Further review of records did not resolve this discrepancy, so on June 28, PG&E verbally notified the Nuclear Regulatory Commission (NRC) Region IV office of the matter.

Investigation Status

Plant personnel have continued to review records, and on July 7, began a physical search of the used fuel pool focused on locating the segmented fuel rod in question. The pool, which is from 26 to 30 feet deep and 22 feet wide by 28 feet long, must be searched slowly and methodically, using underwater cameras and remote-controlled tools on long poles. There are 390 used fuel assemblies stored in the pool, with numerous spaces between and around them. In addition, there are six storage containers filled with various irradiated hardware and components. Each of these storage containers must be emptied piece-by-piece to conduct a full search for the fuel segments. They are 8 feet long and range in dimension from four to about nine inches square. Two of these containers, including the main storage container, have been searched and their contents inventoried.

On July 9-11, 2004, this search appears to have verified that the remnants of the cut fuel rod in question are located in the main storage container, as indicated in the OSRC minutes. In an effort to verify that the three 18-inch segments are also in the pool, the physical search is continuing.

"It may take several more weeks to finish an exhaustive review of the appropriate docuĀ­ments from the 1960's and conduct a full search of the pool, but we are putting significant effort into resolving this discrepancy as quickly as possible.
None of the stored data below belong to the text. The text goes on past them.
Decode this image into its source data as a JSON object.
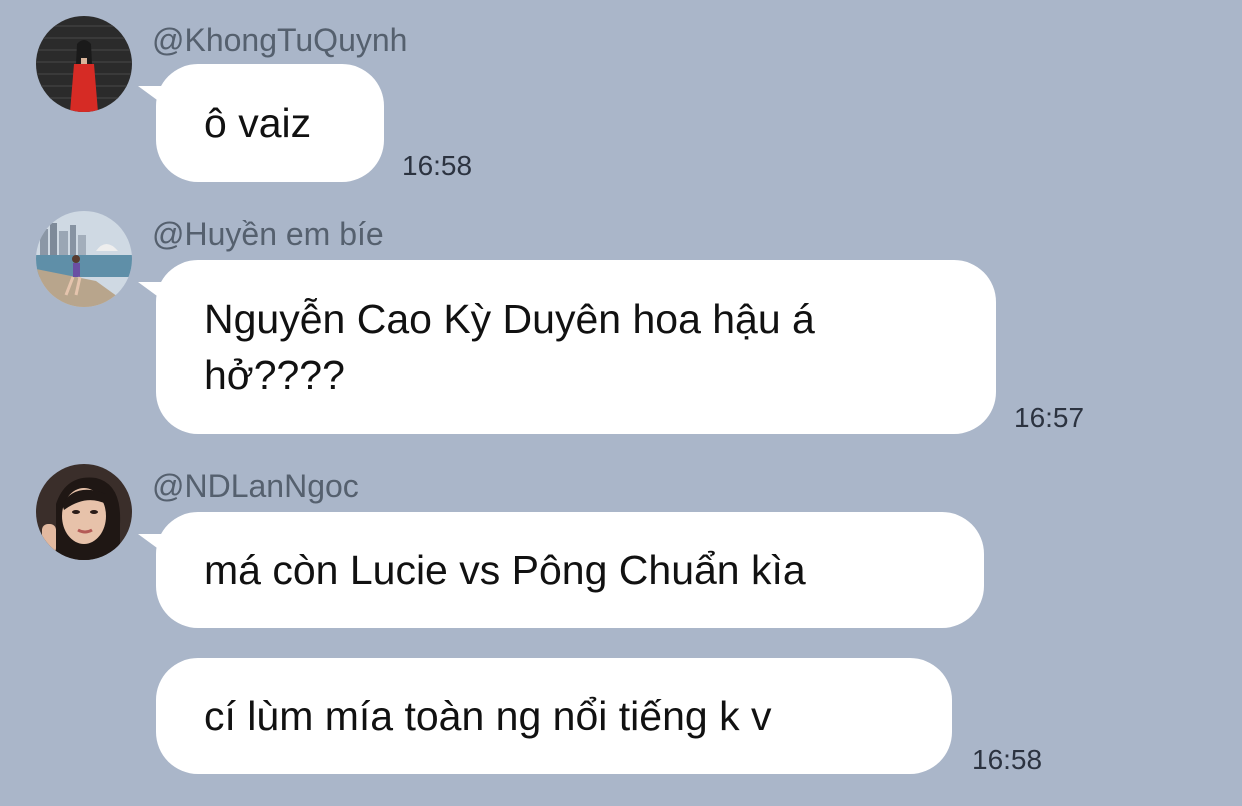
{
  "chat": {
    "messages": [
      {
        "sender": "@KhongTuQuynh",
        "avatar_icon": "avatar-photo-red-dress",
        "texts": [
          "ô vaiz"
        ],
        "time": "16:58"
      },
      {
        "sender": "@Huyền em bíe",
        "avatar_icon": "avatar-photo-seaside-city",
        "texts": [
          "Nguyễn Cao Kỳ Duyên hoa hậu á hở????"
        ],
        "time": "16:57"
      },
      {
        "sender": "@NDLanNgoc",
        "avatar_icon": "avatar-photo-portrait",
        "texts": [
          "má còn Lucie vs Pông Chuẩn kìa",
          "cí lùm mía toàn ng nổi tiếng k v"
        ],
        "time": "16:58"
      }
    ]
  },
  "colors": {
    "background": "#aab6c9",
    "bubble": "#ffffff",
    "sender_text": "#55606e",
    "time_text": "#2c3340"
  }
}
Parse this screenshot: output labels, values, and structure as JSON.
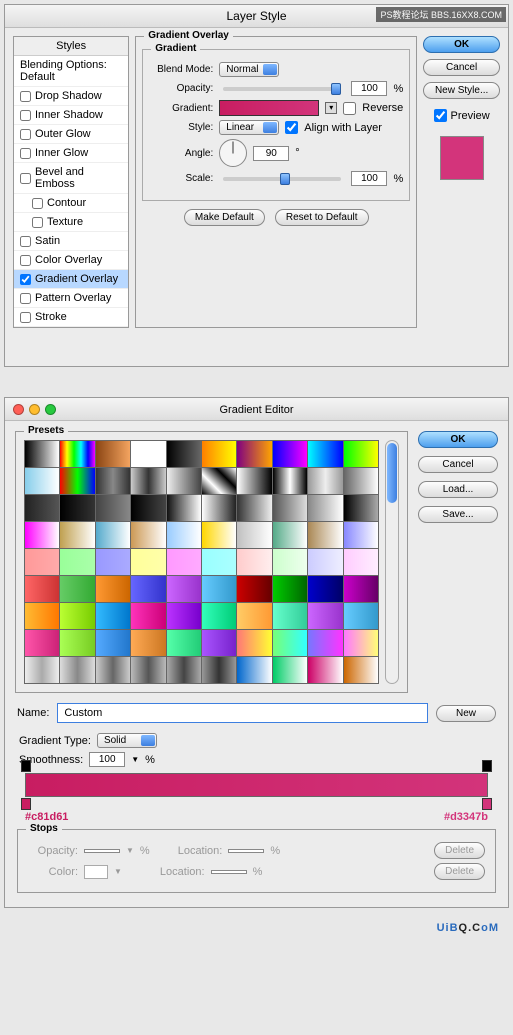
{
  "watermark": "PS教程论坛\nBBS.16XX8.COM",
  "dialog1": {
    "title": "Layer Style",
    "styles_header": "Styles",
    "blending_header": "Blending Options: Default",
    "items": [
      {
        "label": "Drop Shadow",
        "checked": false,
        "sel": false
      },
      {
        "label": "Inner Shadow",
        "checked": false,
        "sel": false
      },
      {
        "label": "Outer Glow",
        "checked": false,
        "sel": false
      },
      {
        "label": "Inner Glow",
        "checked": false,
        "sel": false
      },
      {
        "label": "Bevel and Emboss",
        "checked": false,
        "sel": false
      },
      {
        "label": "Contour",
        "checked": false,
        "sel": false,
        "sub": true
      },
      {
        "label": "Texture",
        "checked": false,
        "sel": false,
        "sub": true
      },
      {
        "label": "Satin",
        "checked": false,
        "sel": false
      },
      {
        "label": "Color Overlay",
        "checked": false,
        "sel": false
      },
      {
        "label": "Gradient Overlay",
        "checked": true,
        "sel": true
      },
      {
        "label": "Pattern Overlay",
        "checked": false,
        "sel": false
      },
      {
        "label": "Stroke",
        "checked": false,
        "sel": false
      }
    ],
    "group_title": "Gradient Overlay",
    "inner_title": "Gradient",
    "blend_mode_label": "Blend Mode:",
    "blend_mode": "Normal",
    "opacity_label": "Opacity:",
    "opacity": "100",
    "pct": "%",
    "gradient_label": "Gradient:",
    "reverse_label": "Reverse",
    "reverse": false,
    "style_label": "Style:",
    "style": "Linear",
    "align_label": "Align with Layer",
    "align": true,
    "angle_label": "Angle:",
    "angle": "90",
    "deg": "°",
    "scale_label": "Scale:",
    "scale": "100",
    "make_default": "Make Default",
    "reset_default": "Reset to Default",
    "ok": "OK",
    "cancel": "Cancel",
    "new_style": "New Style...",
    "preview_label": "Preview",
    "preview": true
  },
  "dialog2": {
    "title": "Gradient Editor",
    "presets_label": "Presets",
    "ok": "OK",
    "cancel": "Cancel",
    "load": "Load...",
    "save": "Save...",
    "name_label": "Name:",
    "name": "Custom",
    "new": "New",
    "grad_type_label": "Gradient Type:",
    "grad_type": "Solid",
    "smooth_label": "Smoothness:",
    "smooth": "100",
    "pct": "%",
    "hex_left": "#c81d61",
    "hex_right": "#d3347b",
    "stops_label": "Stops",
    "opacity_label": "Opacity:",
    "color_label": "Color:",
    "location_label": "Location:",
    "delete": "Delete",
    "preset_colors": [
      "linear-gradient(90deg,#000,#fff)",
      "linear-gradient(90deg,#ff0000,#ffff00,#00ff00,#00ffff,#0000ff,#ff00ff)",
      "linear-gradient(90deg,#8B4513,#F4A460)",
      "linear-gradient(90deg,#fff,#fff)",
      "linear-gradient(90deg,#000,transparent)",
      "linear-gradient(90deg,#ff7f00,#ffff00)",
      "linear-gradient(90deg,#800080,#ffa500)",
      "linear-gradient(90deg,#00f,#f0f)",
      "linear-gradient(90deg,#0ff,#00f)",
      "linear-gradient(90deg,#0f0,#ff0)",
      "linear-gradient(90deg,#87ceeb,#fff)",
      "linear-gradient(90deg,#f00,#0f0,#00f)",
      "linear-gradient(90deg,#333,#888,#333)",
      "linear-gradient(90deg,#ccc,#333,#ccc)",
      "linear-gradient(90deg,#eee,#444)",
      "linear-gradient(45deg,#000,#fff,#000,#fff)",
      "linear-gradient(90deg,#fff,#000)",
      "linear-gradient(90deg,#000,#fff,#000)",
      "linear-gradient(90deg,#999,#eee,#999)",
      "linear-gradient(90deg,#666,#fff)",
      "linear-gradient(90deg,#222,#555)",
      "linear-gradient(90deg,#000,#333)",
      "linear-gradient(90deg,#444,#888)",
      "linear-gradient(90deg,#000,#444)",
      "linear-gradient(90deg,#111,#fff)",
      "linear-gradient(90deg,#fff,#222)",
      "linear-gradient(90deg,#333,#eee)",
      "linear-gradient(90deg,#555,#ddd)",
      "linear-gradient(90deg,#888,#fff)",
      "linear-gradient(90deg,#000,#aaa)",
      "linear-gradient(90deg,#f0f,#fff)",
      "linear-gradient(90deg,#c0a050,#fff)",
      "linear-gradient(90deg,#5ac,#fff)",
      "linear-gradient(90deg,#c95,#fff)",
      "linear-gradient(90deg,#9cf,#fff)",
      "linear-gradient(90deg,#ffd700,#fff)",
      "linear-gradient(90deg,#c0c0c0,#fff)",
      "linear-gradient(90deg,#5a8,#fff)",
      "linear-gradient(90deg,#a85,#fff)",
      "linear-gradient(90deg,#88f,#fff)",
      "linear-gradient(90deg,#f99,#faa)",
      "linear-gradient(90deg,#9f9,#afa)",
      "linear-gradient(90deg,#99f,#aaf)",
      "linear-gradient(90deg,#ff9,#ffa)",
      "linear-gradient(90deg,#f9f,#faf)",
      "linear-gradient(90deg,#9ff,#aff)",
      "linear-gradient(90deg,#fcc,#fee)",
      "linear-gradient(90deg,#cfc,#efe)",
      "linear-gradient(90deg,#ccf,#eef)",
      "linear-gradient(90deg,#fcf,#fef)",
      "linear-gradient(90deg,#f66,#c33)",
      "linear-gradient(90deg,#6c6,#3a3)",
      "linear-gradient(90deg,#f93,#c60)",
      "linear-gradient(90deg,#66f,#33c)",
      "linear-gradient(90deg,#c6f,#93c)",
      "linear-gradient(90deg,#6cf,#39c)",
      "linear-gradient(90deg,#c00,#600)",
      "linear-gradient(90deg,#0c0,#060)",
      "linear-gradient(90deg,#00c,#006)",
      "linear-gradient(90deg,#c0c,#606)",
      "linear-gradient(90deg,#fb3,#f70)",
      "linear-gradient(90deg,#bf3,#7c0)",
      "linear-gradient(90deg,#3bf,#07c)",
      "linear-gradient(90deg,#f3b,#c07)",
      "linear-gradient(90deg,#b3f,#70c)",
      "linear-gradient(90deg,#3fb,#0c7)",
      "linear-gradient(90deg,#fc6,#f93)",
      "linear-gradient(90deg,#6fc,#3c9)",
      "linear-gradient(90deg,#c6f,#93c)",
      "linear-gradient(90deg,#6cf,#39c)",
      "linear-gradient(90deg,#f5a,#c27)",
      "linear-gradient(90deg,#af5,#7c2)",
      "linear-gradient(90deg,#5af,#27c)",
      "linear-gradient(90deg,#fa5,#c72)",
      "linear-gradient(90deg,#5fa,#2c7)",
      "linear-gradient(90deg,#a5f,#72c)",
      "linear-gradient(90deg,#f77,#ff3)",
      "linear-gradient(90deg,#7f7,#3ff)",
      "linear-gradient(90deg,#77f,#f3f)",
      "linear-gradient(90deg,#f7f,#ff7)",
      "linear-gradient(90deg,#eee,#aaa,#eee)",
      "linear-gradient(90deg,#ddd,#888,#ddd)",
      "linear-gradient(90deg,#ccc,#666,#ccc)",
      "linear-gradient(90deg,#bbb,#555,#bbb)",
      "linear-gradient(90deg,#aaa,#444,#aaa)",
      "linear-gradient(90deg,#999,#333,#999)",
      "linear-gradient(90deg,#06c,#fff)",
      "linear-gradient(90deg,#0c6,#fff)",
      "linear-gradient(90deg,#c06,#fff)",
      "linear-gradient(90deg,#c60,#fff)"
    ]
  },
  "footer": {
    "t1": "UiB",
    "t2": "Q.C",
    "t3": "oM"
  }
}
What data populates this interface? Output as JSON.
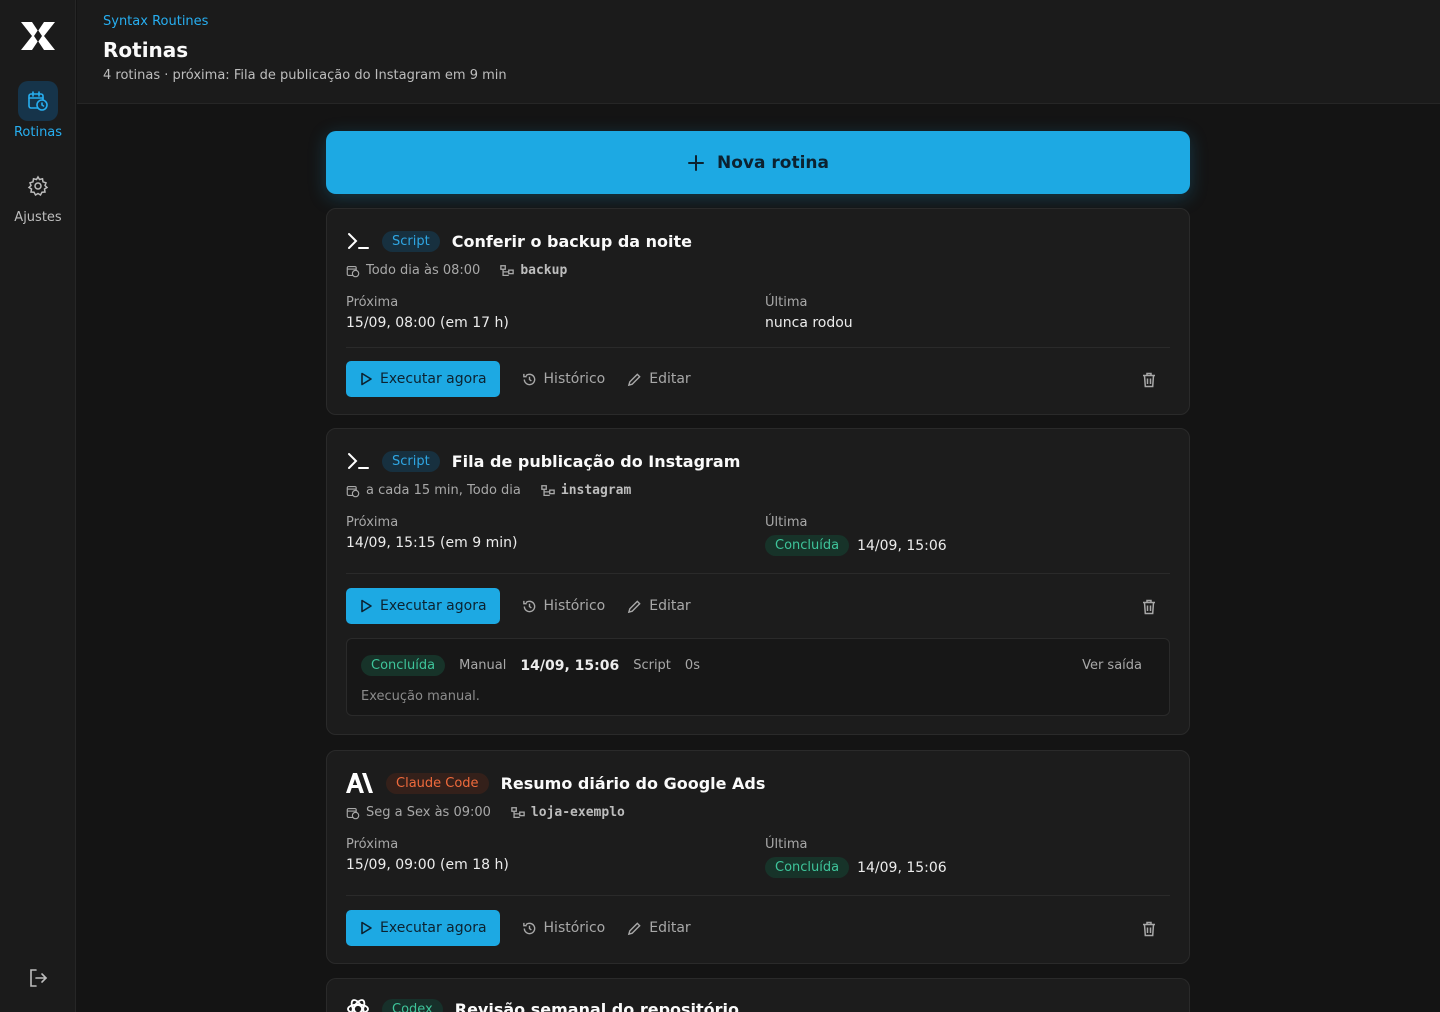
{
  "sidebar": {
    "logo_icon": "x-logo-icon",
    "items": [
      {
        "label": "Rotinas",
        "icon": "calendar-clock-icon",
        "active": true
      },
      {
        "label": "Ajustes",
        "icon": "gear-icon",
        "active": false
      }
    ],
    "logout_icon": "logout-icon"
  },
  "header": {
    "brand": "Syntax Routines",
    "title": "Rotinas",
    "subtitle": "4 rotinas · próxima: Fila de publicação do Instagram em 9 min"
  },
  "new_button": {
    "label": "Nova rotina",
    "icon": "plus-icon"
  },
  "labels": {
    "next": "Próxima",
    "last": "Última",
    "run": "Executar agora",
    "history": "Histórico",
    "edit": "Editar"
  },
  "routines": [
    {
      "type": "Script",
      "type_icon": "terminal-icon",
      "title": "Conferir o backup da noite",
      "schedule": "Todo dia às 08:00",
      "repo": "backup",
      "next": "15/09, 08:00 (em 17 h)",
      "last_status": "",
      "last_time": "nunca rodou"
    },
    {
      "type": "Script",
      "type_icon": "terminal-icon",
      "title": "Fila de publicação do Instagram",
      "schedule": "a cada 15 min, Todo dia",
      "repo": "instagram",
      "next": "14/09, 15:15 (em 9 min)",
      "last_status": "Concluída",
      "last_time": "14/09, 15:06",
      "execution": {
        "status": "Concluída",
        "trigger": "Manual",
        "when": "14/09, 15:06",
        "kind": "Script",
        "duration": "0s",
        "see_output": "Ver saída",
        "note": "Execução manual."
      }
    },
    {
      "type": "Claude Code",
      "type_icon": "anthropic-icon",
      "title": "Resumo diário do Google Ads",
      "schedule": "Seg a Sex às 09:00",
      "repo": "loja-exemplo",
      "next": "15/09, 09:00 (em 18 h)",
      "last_status": "Concluída",
      "last_time": "14/09, 15:06"
    },
    {
      "type": "Codex",
      "type_icon": "openai-icon",
      "title": "Revisão semanal do repositório"
    }
  ],
  "colors": {
    "accent": "#1da9e3",
    "success": "#3ec49a",
    "claude": "#ef6a3c"
  }
}
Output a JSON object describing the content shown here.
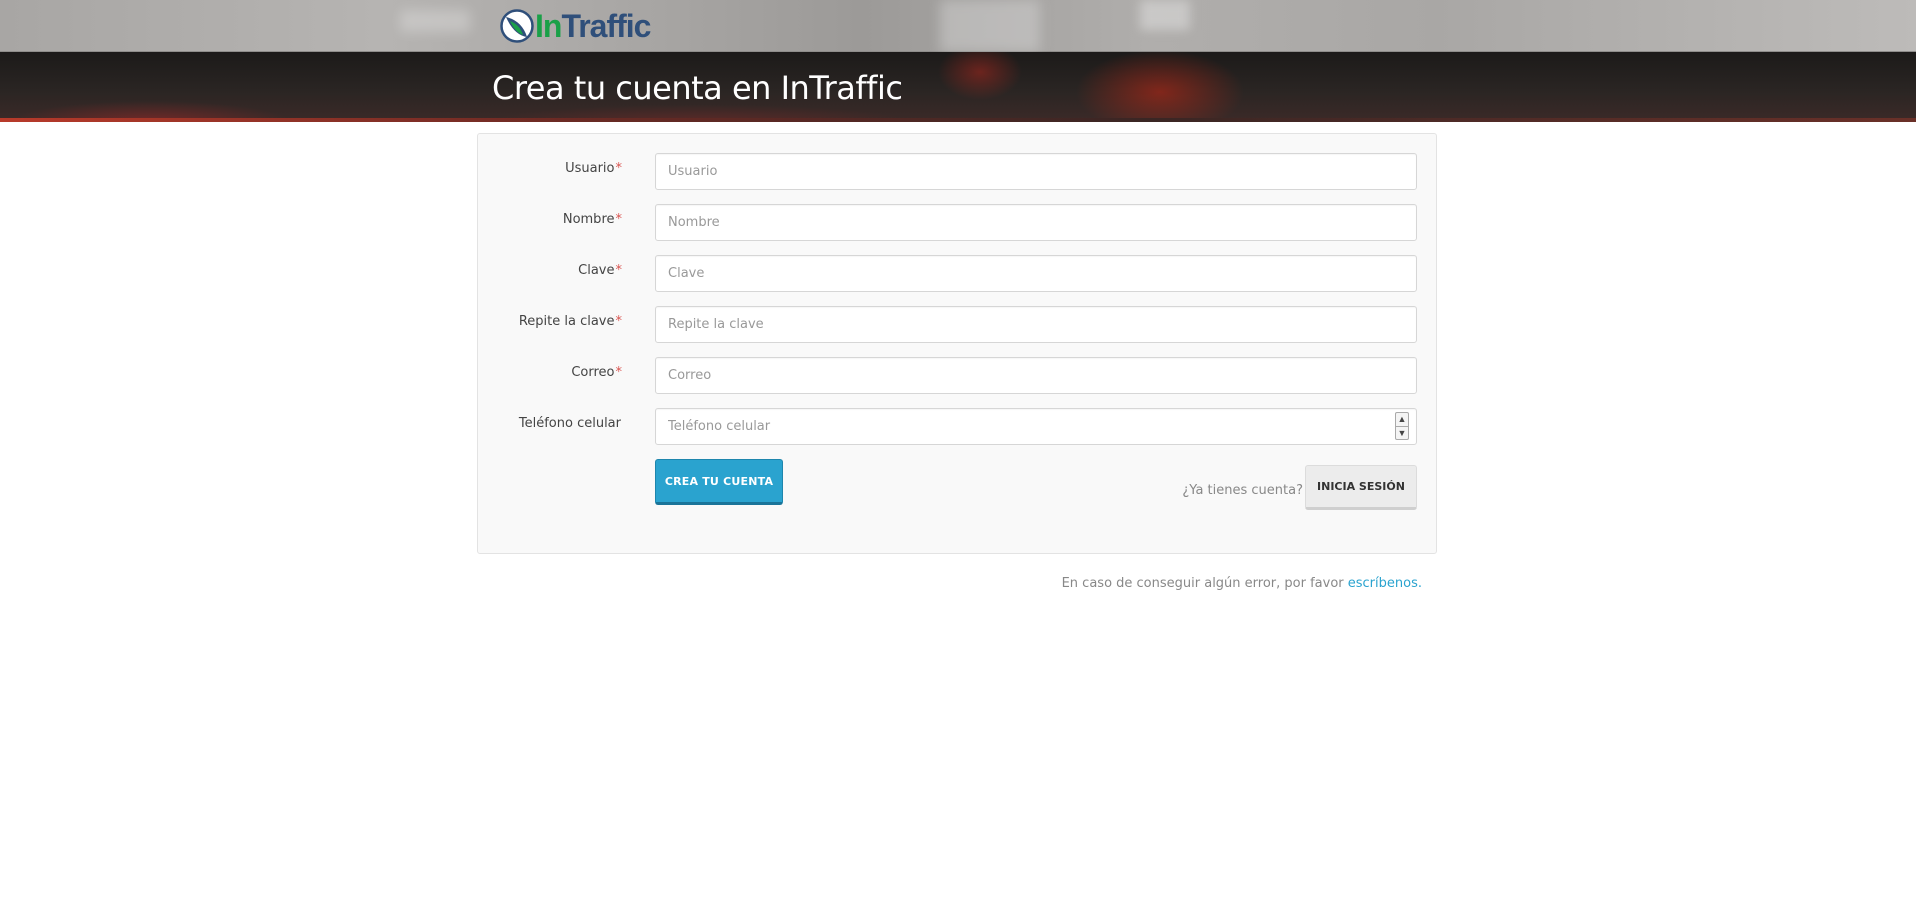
{
  "header": {
    "logo_prefix": "In",
    "logo_suffix": "Traffic",
    "logo_icon": "intraffic-logo-icon",
    "page_title": "Crea tu cuenta en InTraffic"
  },
  "form": {
    "fields": [
      {
        "label": "Usuario",
        "required": "*",
        "placeholder": "Usuario",
        "value": ""
      },
      {
        "label": "Nombre",
        "required": "*",
        "placeholder": "Nombre",
        "value": ""
      },
      {
        "label": "Clave",
        "required": "*",
        "placeholder": "Clave",
        "value": ""
      },
      {
        "label": "Repite la clave",
        "required": "*",
        "placeholder": "Repite la clave",
        "value": ""
      },
      {
        "label": "Correo",
        "required": "*",
        "placeholder": "Correo",
        "value": ""
      },
      {
        "label": "Teléfono celular",
        "required": "",
        "placeholder": "Teléfono celular",
        "value": ""
      }
    ],
    "submit_label": "CREA TU CUENTA",
    "have_account_text": "¿Ya tienes cuenta?",
    "login_label": "INICIA SESIÓN"
  },
  "footer": {
    "note_text": "En caso de conseguir algún error, por favor ",
    "link_text": "escríbenos."
  },
  "colors": {
    "accent": "#2aa3cf",
    "required": "#d9534f",
    "logo_green": "#1aa048",
    "logo_blue": "#2f4f7a"
  }
}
We want there to be no question about how seriously we take our responsibility to safely store used fuel," Rueger said.

Next Steps

PG&E has continuously updated the NRC on the status of the investigation, and regional NRC personnel have inspected the site and are monitoring progress.

PG&E is continuing its documentation search, and has begun interviewing current and former plant personnel who worked at the plant as far back as 1967. The utility is requesting Nuclear Fuel Services, Inc. and the Battelle Laboratory provide access to their records, for this review.

The investigation could take several more weeks to complete, largely because of the difficulty associated with physically searching the used fuel pool.